My latest guest post for Sage SalesLogix is up at their community site. You can see all the glory there (Sage deserves the traffic), or you can read it here, after the jump and some comments I’m about to make which are not related to that.
At this moment I am busily finishing up the chapter I’m writing for a joint-effort book about so-called Digital Natives, those people who never knew a world without cellphones, Internet, and other technological marvels of the modern age. (I don’t know what the title is yet, or I’d point you to a preorder link.) It’s been more difficult than I expected, because I’ve had to do a lot of relearning about how things are different with that mindset.
I’m not technically a digital native, but I was naturalized at a fairly young age (hey, that’s a good line; I think I’ll use it) because of my nerdy youth and the degree to which the school system and my parents catered to it. Still, I remember when every phone was attached to a wall or sitting on a table, except for pay phones on the street (which people actually used). I remember when high-tech home electronics included the Atari 2600 and the microwave oven, and cable TV remote controls were switch boxes hardwired to the cable box.
More importantly, I remember what customer experience was like before the data revolution, and even for some time afterward. Having this perspective is good for my work, but it also makes it a challenge.
The lesson was reinforced this afternoon at a visit with my doctor. I needed to renew a fistful of prescriptions, and she offhandedly suggested I could save some copay money and get a little extra convenience by using my insurance’s mail service. I know plenty of people who use such a program, but it had just never occurred to me. It’s so natural for me to take my paper scripts to the local pharmacy, wait (or leave and come back), and interact with the pharmacist directly, that I don’t think to do it any other way. I still haven’t decided which way to go this time. It’s not an issue of the digital age, at least not directly, but it reminded me of just how much we’re conditioned by what has become habit.
Anyway, enough of that. Here’s the Sage guest blog I promised:
I hope you’ve all had a good couple of weeks since Sage Summit. This was the first week back in my home and office since starting my guest blog for Sage just beforehand, and already it’s after Thanksgiving. That means we’ve just been through Black Friday and you’re likely reading this on its younger sibling Cyber Monday.
I’ve always been confused by Black Friday; so much importance is placed on one day that it could be its own holiday.
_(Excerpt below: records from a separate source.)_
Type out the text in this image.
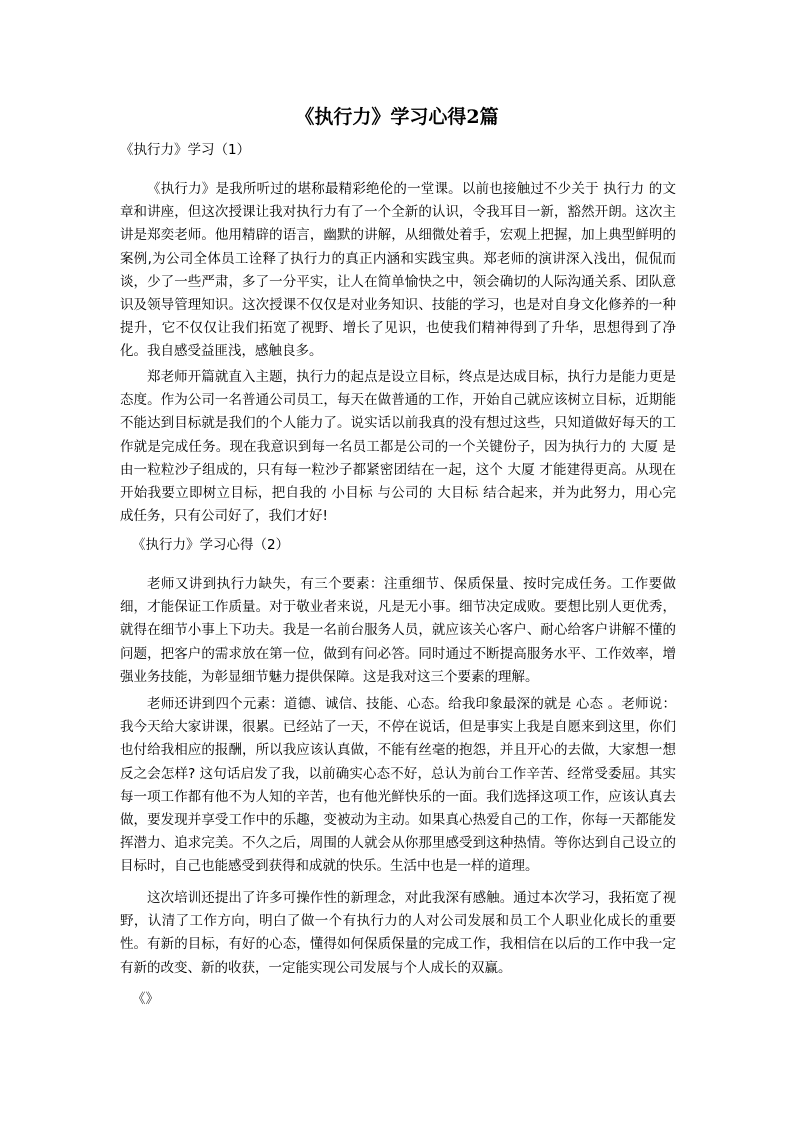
《执行力》学习心得2篇

《执行力》学习（1）

《执行力》是我所听过的堪称最精彩绝伦的一堂课。以前也接触过不少关于 执行力 的文章和讲座，但这次授课让我对执行力有了一个全新的认识，令我耳目一新，豁然开朗。这次主讲是郑奕老师。他用精辟的语言，幽默的讲解，从细微处着手，宏观上把握，加上典型鲜明的案例,为公司全体员工诠释了执行力的真正内涵和实践宝典。郑老师的演讲深入浅出，侃侃而谈，少了一些严肃，多了一分平实，让人在简单愉快之中，领会确切的人际沟通关系、团队意识及领导管理知识。这次授课不仅仅是对业务知识、技能的学习，也是对自身文化修养的一种提升，它不仅仅让我们拓宽了视野、增长了见识，也使我们精神得到了升华，思想得到了净化。我自感受益匪浅，感触良多。

郑老师开篇就直入主题，执行力的起点是设立目标，终点是达成目标，执行力是能力更是态度。作为公司一名普通公司员工，每天在做普通的工作，开始自己就应该树立目标，近期能不能达到目标就是我们的个人能力了。说实话以前我真的没有想过这些，只知道做好每天的工作就是完成任务。现在我意识到每一名员工都是公司的一个关键份子，因为执行力的 大厦 是由一粒粒沙子组成的，只有每一粒沙子都紧密团结在一起，这个 大厦 才能建得更高。从现在开始我要立即树立目标，把自我的 小目标 与公司的 大目标 结合起来，并为此努力，用心完成任务，只有公司好了，我们才好!

《执行力》学习心得（2）

老师又讲到执行力缺失，有三个要素：注重细节、保质保量、按时完成任务。工作要做细，才能保证工作质量。对于敬业者来说，凡是无小事。细节决定成败。要想比别人更优秀，就得在细节小事上下功夫。我是一名前台服务人员，就应该关心客户、耐心给客户讲解不懂的问题，把客户的需求放在第一位，做到有问必答。同时通过不断提高服务水平、工作效率，增强业务技能，为彰显细节魅力提供保障。这是我对这三个要素的理解。

老师还讲到四个元素：道德、诚信、技能、心态。给我印象最深的就是 心态 。老师说：我今天给大家讲课，很累。已经站了一天，不停在说话，但是事实上我是自愿来到这里，你们也付给我相应的报酬，所以我应该认真做，不能有丝毫的抱怨，并且开心的去做，大家想一想反之会怎样? 这句话启发了我，以前确实心态不好，总认为前台工作辛苦、经常受委屈。其实每一项工作都有他不为人知的辛苦，也有他光鲜快乐的一面。我们选择这项工作，应该认真去做，要发现并享受工作中的乐趣，变被动为主动。如果真心热爱自己的工作，你每一天都能发挥潜力、追求完美。不久之后，周围的人就会从你那里感受到这种热情。等你达到自己设立的目标时，自己也能感受到获得和成就的快乐。生活中也是一样的道理。

这次培训还提出了许多可操作性的新理念，对此我深有感触。通过本次学习，我拓宽了视野，认清了工作方向，明白了做一个有执行力的人对公司发展和员工个人职业化成长的重要性。有新的目标，有好的心态，懂得如何保质保量的完成工作，我相信在以后的工作中我一定有新的改变、新的收获，一定能实现公司发展与个人成长的双赢。

《》
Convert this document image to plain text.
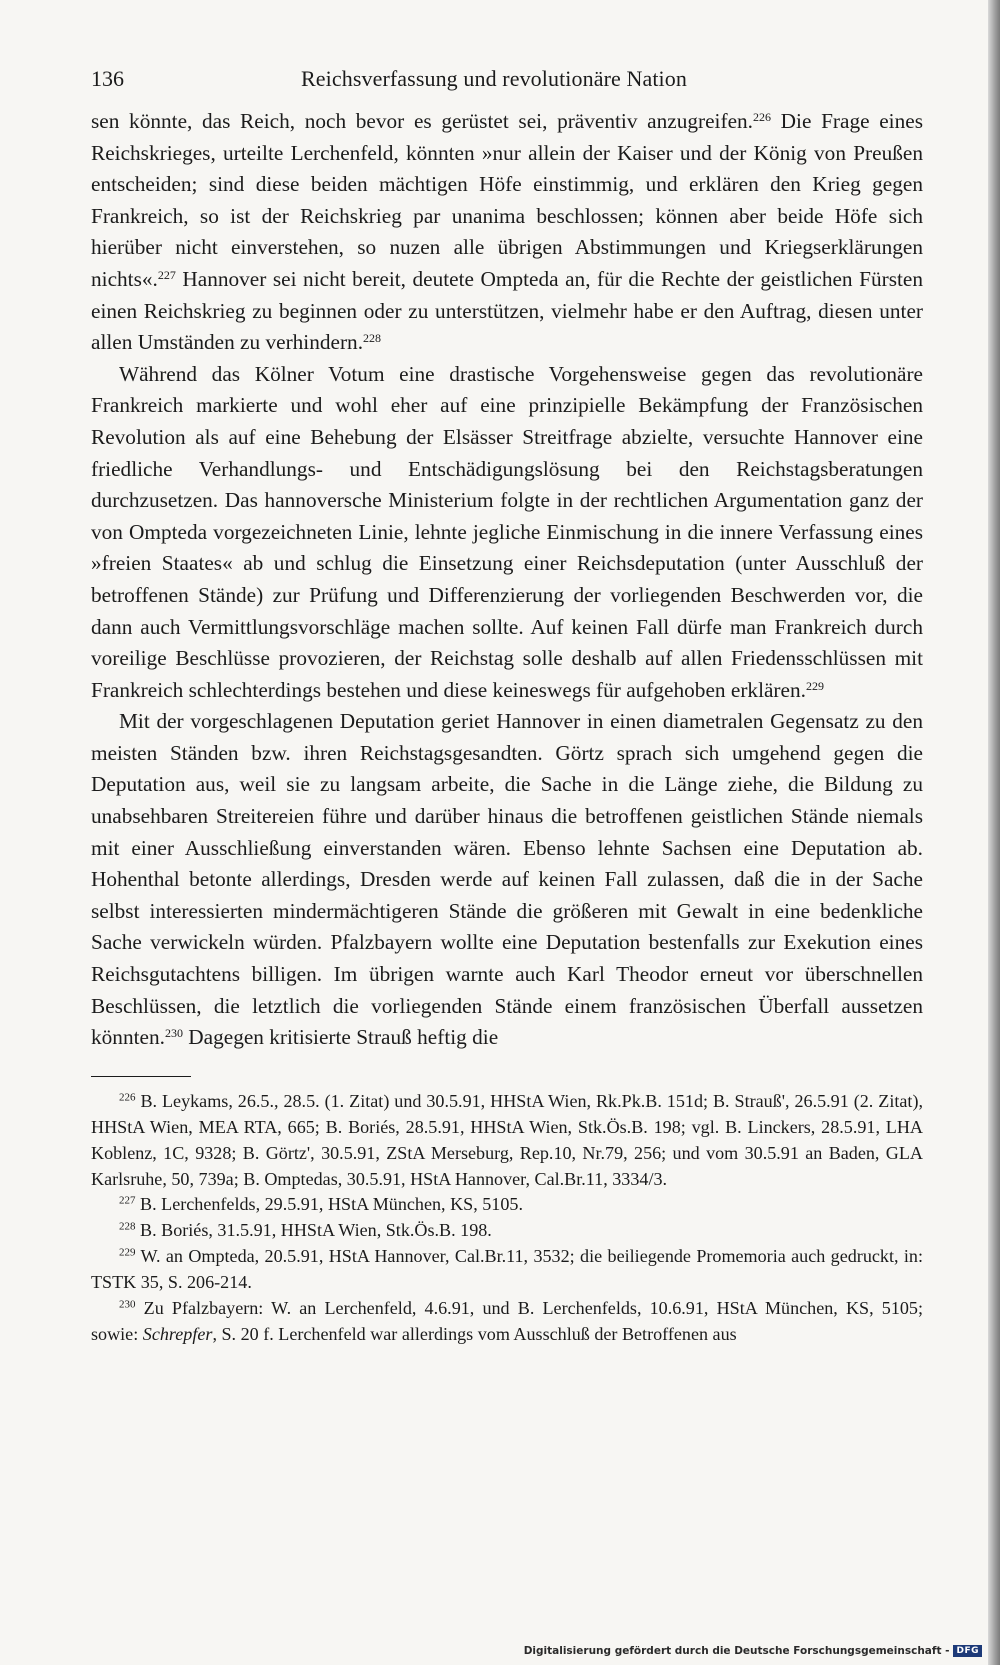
136	Reichsverfassung und revolutionäre Nation

sen könnte, das Reich, noch bevor es gerüstet sei, präventiv anzugreifen.$^{226}$ Die Frage eines Reichskrieges, urteilte Lerchenfeld, könnten »nur allein der Kaiser und der König von Preußen entscheiden; sind diese beiden mächtigen Höfe einstimmig, und erklären den Krieg gegen Frankreich, so ist der Reichskrieg par unanima beschlossen; können aber beide Höfe sich hierüber nicht einverstehen, so nuzen alle übrigen Abstimmungen und Kriegserklärungen nichts«.$^{227}$ Hannover sei nicht bereit, deutete Ompteda an, für die Rechte der geistlichen Fürsten einen Reichskrieg zu beginnen oder zu unterstützen, vielmehr habe er den Auftrag, diesen unter allen Umständen zu verhindern.$^{228}$

Während das Kölner Votum eine drastische Vorgehensweise gegen das revolutionäre Frankreich markierte und wohl eher auf eine prinzipielle Bekämpfung der Französischen Revolution als auf eine Behebung der Elsässer Streitfrage abzielte, versuchte Hannover eine friedliche Verhandlungs- und Entschädigungslösung bei den Reichstagsberatungen durchzusetzen. Das hannoversche Ministerium folgte in der rechtlichen Argumentation ganz der von Ompteda vorgezeichneten Linie, lehnte jegliche Einmischung in die innere Verfassung eines »freien Staates« ab und schlug die Einsetzung einer Reichsdeputation (unter Ausschluß der betroffenen Stände) zur Prüfung und Differenzierung der vorliegenden Beschwerden vor, die dann auch Vermittlungsvorschläge machen sollte. Auf keinen Fall dürfe man Frankreich durch voreilige Beschlüsse provozieren, der Reichstag solle deshalb auf allen Friedensschlüssen mit Frankreich schlechterdings bestehen und diese keineswegs für aufgehoben erklären.$^{229}$

Mit der vorgeschlagenen Deputation geriet Hannover in einen diametralen Gegensatz zu den meisten Ständen bzw. ihren Reichstagsgesandten. Görtz sprach sich umgehend gegen die Deputation aus, weil sie zu langsam arbeite, die Sache in die Länge ziehe, die Bildung zu unabsehbaren Streitereien führe und darüber hinaus die betroffenen geistlichen Stände niemals mit einer Ausschließung einverstanden wären. Ebenso lehnte Sachsen eine Deputation ab. Hohenthal betonte allerdings, Dresden werde auf keinen Fall zulassen, daß die in der Sache selbst interessierten mindermächtigeren Stände die größeren mit Gewalt in eine bedenkliche Sache verwickeln würden. Pfalzbayern wollte eine Deputation bestenfalls zur Exekution eines Reichsgutachtens billigen. Im übrigen warnte auch Karl Theodor erneut vor überschnellen Beschlüssen, die letztlich die vorliegenden Stände einem französischen Überfall aussetzen könnten.$^{230}$ Dagegen kritisierte Strauß heftig die

$^{226}$ B. Leykams, 26.5., 28.5. (1. Zitat) und 30.5.91, HHStA Wien, Rk.Pk.B. 151d; B. Strauß', 26.5.91 (2. Zitat), HHStA Wien, MEA RTA, 665; B. Boriés, 28.5.91, HHStA Wien, Stk.Ös.B. 198; vgl. B. Linckers, 28.5.91, LHA Koblenz, 1C, 9328; B. Görtz', 30.5.91, ZStA Merseburg, Rep.10, Nr.79, 256; und vom 30.5.91 an Baden, GLA Karlsruhe, 50, 739a; B. Omptedas, 30.5.91, HStA Hannover, Cal.Br.11, 3334/3.

$^{227}$ B. Lerchenfelds, 29.5.91, HStA München, KS, 5105.

$^{228}$ B. Boriés, 31.5.91, HHStA Wien, Stk.Ös.B. 198.

$^{229}$ W. an Ompteda, 20.5.91, HStA Hannover, Cal.Br.11, 3532; die beiliegende Promemoria auch gedruckt, in: TSTK 35, S. 206-214.

$^{230}$ Zu Pfalzbayern: W. an Lerchenfeld, 4.6.91, und B. Lerchenfelds, 10.6.91, HStA München, KS, 5105; sowie: Schrepfer, S. 20 f. Lerchenfeld war allerdings vom Ausschluß der Betroffenen aus

Digitalisierung gefördert durch die Deutsche Forschungsgemeinschaft - DFG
Apparently, Black Friday is the Groundhog Day of retail, as one can predict the success or failure of the holiday shopping season by looking at the results. Retailers sweeten the pot by launching progressively larger discounts and special promotions that day, after teasing us with Christmas advertising starting sometime in mid-September.
I don’t see how it works. Sane individuals should avoid Black Friday like the Black Plague. Named after the chaos surrounding the U.S. stock market crash in 1929, Black Friday references the current shopping day’s murderously hectic pace and impossible crowds. Between that and the post-Thanksgiving food hangover, I don’t want to be within three miles of a shopping mall. Most years, I don’t even leave my home.
In terms of customer experience, Black Friday should be the disaster it sounds like, but shoppers keep on showing up and the lines grow ever longer. Maybe there’s something about walking into a retail war zone that stimulates our primitive hunter-gatherer instincts (hunting for deals and gathering merchandise). Or maybe it’s that the experience of fighting through crowds is what we’ve come to expect—it’s not a bad experience if it’s the one you’re planning on. An easy shopping day might be unsatisfying for such people.
Which brings us to Cyber Monday, the e-commerce equivalent to Black Friday. Unlike Black Friday, though, Cyber Monday is mostly fictional. (Economists will disagree with me, but I can handle that.) There are reasons to shop early if you’re doing it in person, because it’s hard to predict how and when shops will restock. (There might also be some gamesmanship in betting more shoppers will be like me and stay home.) There is no similar incentive to shopping online on any particular day. As long as you place your orders 10 days before Christmas, the items are pretty much guaranteed to arrive in time. No fuss, no muss, no risk of car accidents or brawls over the last Malibu Stacy Beach Bungalow in the store.
Some of you are retailers, but just about all of you work for a business that sells something, complete with sales incentives and projections. How are you managing your customers’ expectations of dealing with you? Are you subjecting them to a stressful Black Friday experience when you engage with them? Do they feel no urgency to close the deal, a la Cyber Monday? Or are you providing them with an easy, pleasant sales process that keeps them coming back no matter the time of year?